| Image by Brian McGowan via Unsplash Copyright-free
Modern-day systems are complex, they have many components and many moving parts within these components. To rationalise this complexity and protect the healthy state of the system, engineers or architects may choose to apply policies to individual components or entire systems.
To do this we first need to know what policy is. If we look at Wikipedia, policy is a deliberate system of principles that guide decisions and achieve rational outcomes. Applied to a microservice architecture, policies can be in the form of trusted services, rate-limits, user access, API scopes, etc. These policies are often hard-coded in different parts of the stack, in many different programming languages, have different update methods, and are owned by different parts of the company.
This looks like a mess, doesn't it? That is because it is, and the Open Policy Agent attempts to clean it up.

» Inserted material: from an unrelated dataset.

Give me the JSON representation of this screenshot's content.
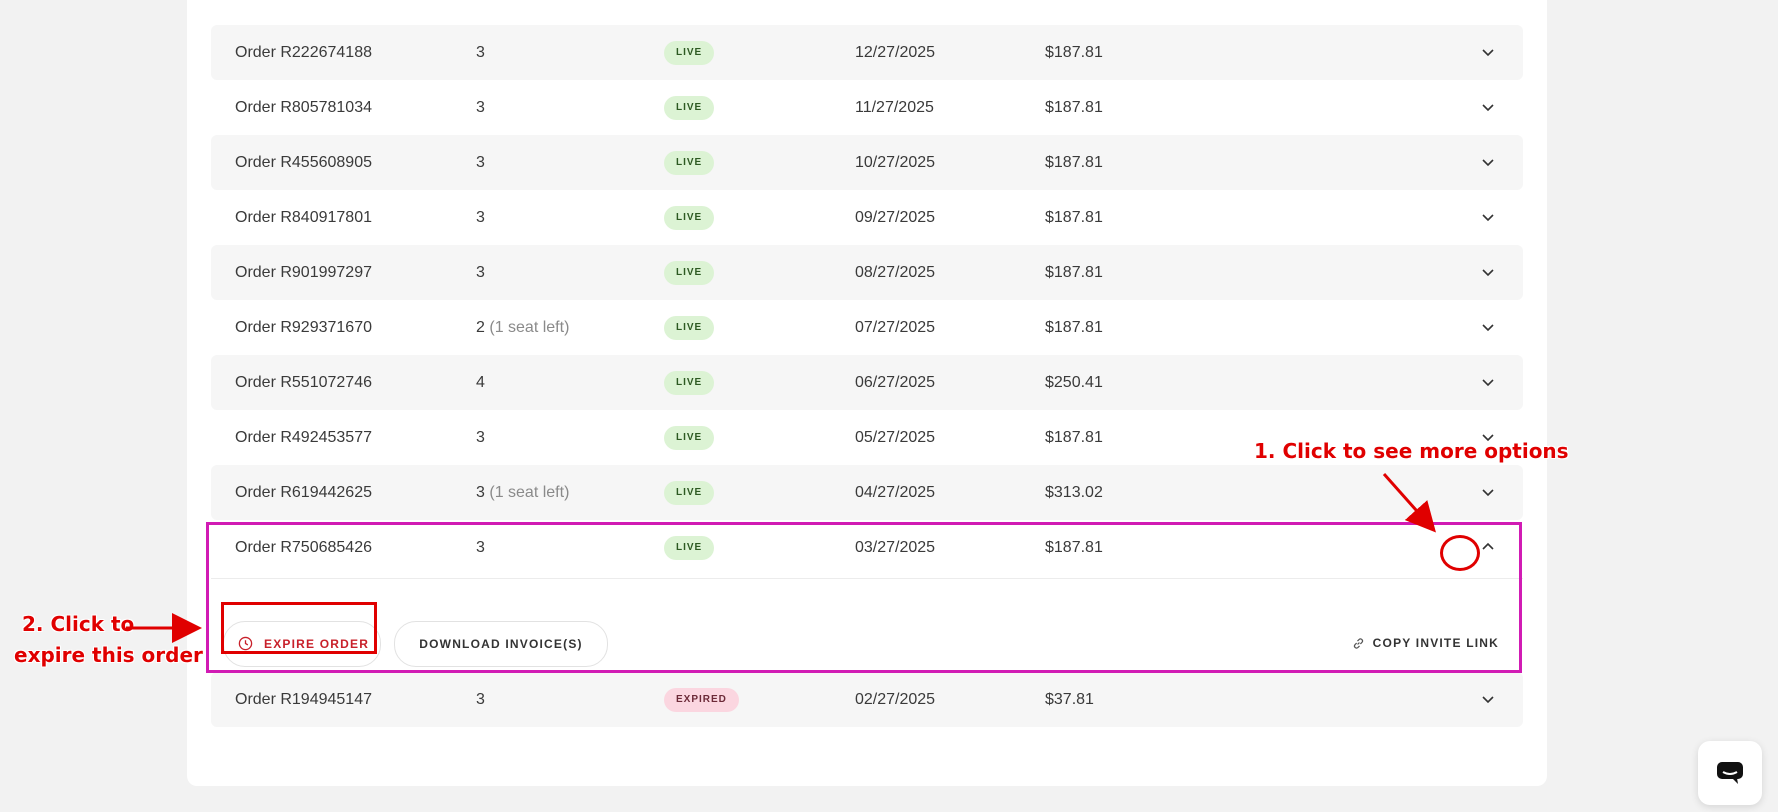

What is the Open Policy Agent?
The Open Policy Agent (often seen as OPA (not that opa) is an open-source, general-purpose policy engine that enables unified, context-aware policy enforcement across the entire stack.
OPA will keep the policies consistent across our system, all while being fast, μs (microsecond) fast!
It is used by many famous names in the tech industry such as Netflix, Chef, Atlassian, Cloudflare, Pinterest, Goldman Sachs, etc.
How does it work?
At its core, the principle is simple, we have a policy decision that needs to be made, we just query OPA by passing it in a structured query as input (JSON), which it will check against the Data (JSON) and Policy (Rego) and give us a decision (JSON).

There are 4 main topics I want to cover in order to better understand OPA:
- Data
- Policy
- Query
- Decision
Data
Data must be provided to OPA in JSON and it is cached in memory.
The OPA has no rules regarding data structure, input and output. It is recommended to structure it in such a way as to make it easier for us to write policy rules against it.
Example of Data that OPA will use to make Policy decisions
{
"alice": [
"read",
"write"
],
"bob": [
"read"
]
}
Policy
OPA policies are expressed in a high-level declarative language called Rego.
Example of a Rego Policy that is mapped to previously defined Data
package myapi.policy
import data.myapi.acl
import input
default allow = false
allow {
access = acl[input.user]
access[_] == input.access
}
whocan[user] {
access = acl[user]
access[_] == input.access
}
Want to play around with OPA and Rego? Take a look at their interactive online playground.
Query & Decision
This, just like Data, must be JSON. It will contain the values we want to check against.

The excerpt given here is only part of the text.